そうして今日も中庭のベンチで、一人コーヒーを飲んでほっこりしていると

「みつけた!」

という声が・・・声のほうに視線をやると満面の笑みの笹森がいた。

「笹森君どうしたの?今はお仕事中でしょう?見つけたって探してたの?」

「そうだよ。裕司から聞いて由里が東京に戻っているにもかかわらず、連絡もしてこないし携帯も変えただろ。連絡も付かないってずっと不機嫌でさ。きっと由里はいつかここに来るんじゃないかと思って、時間のある時に朝や昼や午後に来ていたんだよ」

「ええ~っ、そうなのごめん心配かけていたんだね。きっとユウ兄は怒っているだろうとは思ってた。なかなか就活が思うようにいかなくて、この頃腐ってたところ」

そう言って由里はふわっと笑った。

笹森はそんな由里の笑い顔が好きだった。

でもいつもの笑顔には程遠い。
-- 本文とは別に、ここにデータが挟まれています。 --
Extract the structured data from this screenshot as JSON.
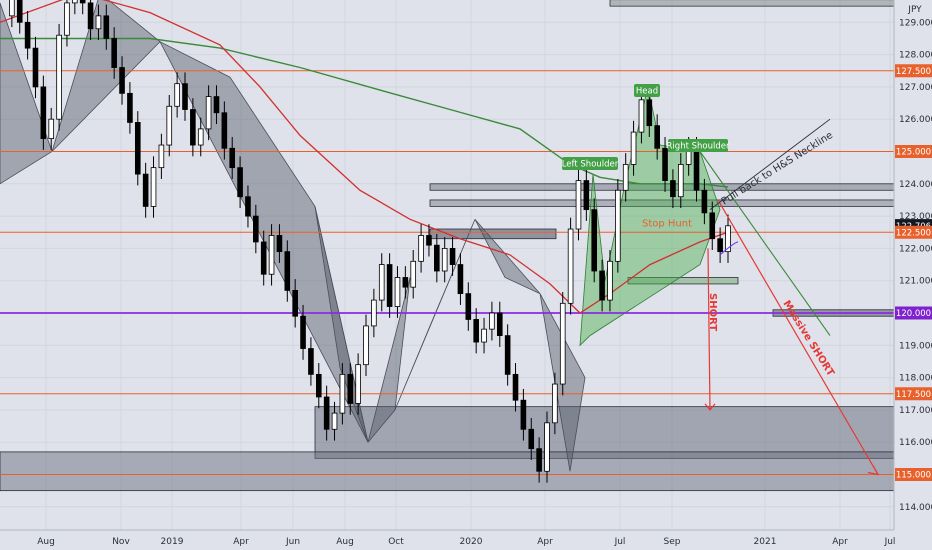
{
  "chart_data": {
    "type": "candlestick",
    "currency_label": "JPY",
    "x_tick_labels": [
      "Aug",
      "Nov",
      "2019",
      "Apr",
      "Jun",
      "Aug",
      "Oct",
      "2020",
      "Apr",
      "Jul",
      "Sep",
      "2021",
      "Apr",
      "Jul"
    ],
    "y_tick_labels": [
      114,
      115,
      116,
      117,
      118,
      119,
      120,
      121,
      122,
      123,
      124,
      125,
      126,
      127,
      128,
      129
    ],
    "ylim": [
      113.4,
      130.2
    ],
    "price_badges": [
      {
        "value": "127.500",
        "color": "#e8612c"
      },
      {
        "value": "125.000",
        "color": "#e8612c"
      },
      {
        "value": "122.706",
        "color": "#131722"
      },
      {
        "value": "122.500",
        "color": "#e8612c"
      },
      {
        "value": "120.000",
        "color": "#7e22ce"
      },
      {
        "value": "117.500",
        "color": "#e8612c"
      },
      {
        "value": "115.000",
        "color": "#e8612c"
      }
    ],
    "horizontal_levels": [
      {
        "price": 127.5,
        "color": "#e8612c"
      },
      {
        "price": 125.0,
        "color": "#e8612c"
      },
      {
        "price": 122.5,
        "color": "#e8612c"
      },
      {
        "price": 120.0,
        "color": "#8b2be2"
      },
      {
        "price": 117.5,
        "color": "#e8612c"
      },
      {
        "price": 115.0,
        "color": "#e8612c"
      }
    ],
    "annotations": {
      "head": "Head",
      "left_shoulder": "Left Shoulder",
      "right_shoulder": "Right Shoulder",
      "neckline_note": "Pull back to H&S Neckline",
      "stop_label": "Stop Hunt",
      "short_label": "SHORT",
      "massive_short_label": "Massive SHORT"
    },
    "series_approx_weekly_close": [
      129.2,
      129.8,
      129.0,
      128.2,
      127.0,
      125.4,
      126.0,
      128.6,
      129.6,
      130.0,
      129.6,
      128.8,
      129.2,
      128.5,
      127.6,
      126.8,
      125.9,
      124.3,
      123.3,
      124.5,
      125.2,
      126.4,
      127.1,
      126.3,
      125.2,
      125.7,
      126.7,
      126.2,
      125.1,
      124.5,
      123.6,
      123.0,
      122.2,
      121.2,
      122.4,
      121.9,
      120.7,
      119.9,
      118.9,
      118.1,
      117.4,
      116.4,
      116.9,
      118.1,
      117.2,
      118.4,
      119.6,
      120.4,
      121.5,
      120.2,
      121.1,
      120.8,
      121.6,
      122.4,
      122.1,
      121.3,
      122.0,
      121.5,
      120.6,
      119.8,
      119.1,
      119.5,
      120.0,
      119.3,
      118.1,
      117.3,
      116.4,
      115.8,
      115.1,
      116.6,
      117.8,
      120.3,
      122.6,
      124.1,
      123.2,
      121.3,
      120.4,
      121.6,
      123.8,
      124.6,
      125.6,
      126.6,
      125.8,
      125.1,
      124.1,
      123.6,
      124.6,
      125.1,
      123.8,
      123.1,
      122.3,
      121.9,
      122.7
    ]
  }
}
どこか哀愁を浴びた瞳の奥が泣いているようだ。

「うちの会社に来なよ。由里なら大歓迎だよ。裕司とも話しているんだ。由里が次の働き先を見つけるまでに、とっつかまえなきゃってね」

「ありがとう。でも笹森君たちの会社には行く気はないよ。せっかくだけどごめん。ちょっと大きなグローバルな会社を目指してるんだ。貿易とかのね」

そう言うと笹森はちょっと不機嫌な声で

「吹けば飛ぶような中小企業で悪かったね」

と言って拗ねた顔になった。

「ごめんごめん。でもね。独りでちゃんと生きていかないとね。ユウ兄や洋子さんにあまえて頼りたくないんだ。わかってよ」

「じゃあ、プライベートでは俺にも少しは支えさせてよ」

「ヘえ?」

「友達としてだよ。裕司にも言ってないんだ。こうして由里を探していたこと…だから裕司に言うなっていうなら何も言わないよ。でも、俺にはちゃんと連絡先教えて、由里は今誰も話をする人がいないだろう?愚痴でもなんでもいいからさ、由里の心の中をさらけ出してよ。俺受け止めるよ。それに由里、ちゃんと泣いた?いつもみたいに我慢して我慢して気持ちに蓋をしてしまっているのだろ?そんなにやつれてしまって、そんなのじゃ面接も通らないよ」

そういって笹森は由美をそっと抱き寄せた。

由里はびっくりしたが人の優しさと温かさに久しぶりに触れて、涙があふれてきた。

もう止めることはできなくて、リアムのそばを離れて初めて声を出して泣いた。

その間笹森は由里の背中をそっと撫で続けてくれた。

20分ぐらいは泣いていただろう。やっと泣き止んだ由里の顔を見て

「ひどい顔」

と言って笹森はくしゃくしゃのハンカチを出して、由里の顔を拭こうとした。

そのくしゃくしゃのハンカチを見て由里はぎょっとした。笹森も

「うん、これはちょっとひどいな」

と言って恥ずかしそうにしたので、由里は可笑しくなって今度は笑いが止まらなくなった。

最後には笹森もつられて二人で大笑いすることになった。

何が可笑しかったのかは、よくわからない。

でも笹森のお陰で泣いて笑って由里の心の澱が溶けていくようだった。

自分にはこんなにも心配してくれる人がいる。

頑張らなくてはと由里を奮い立たせた。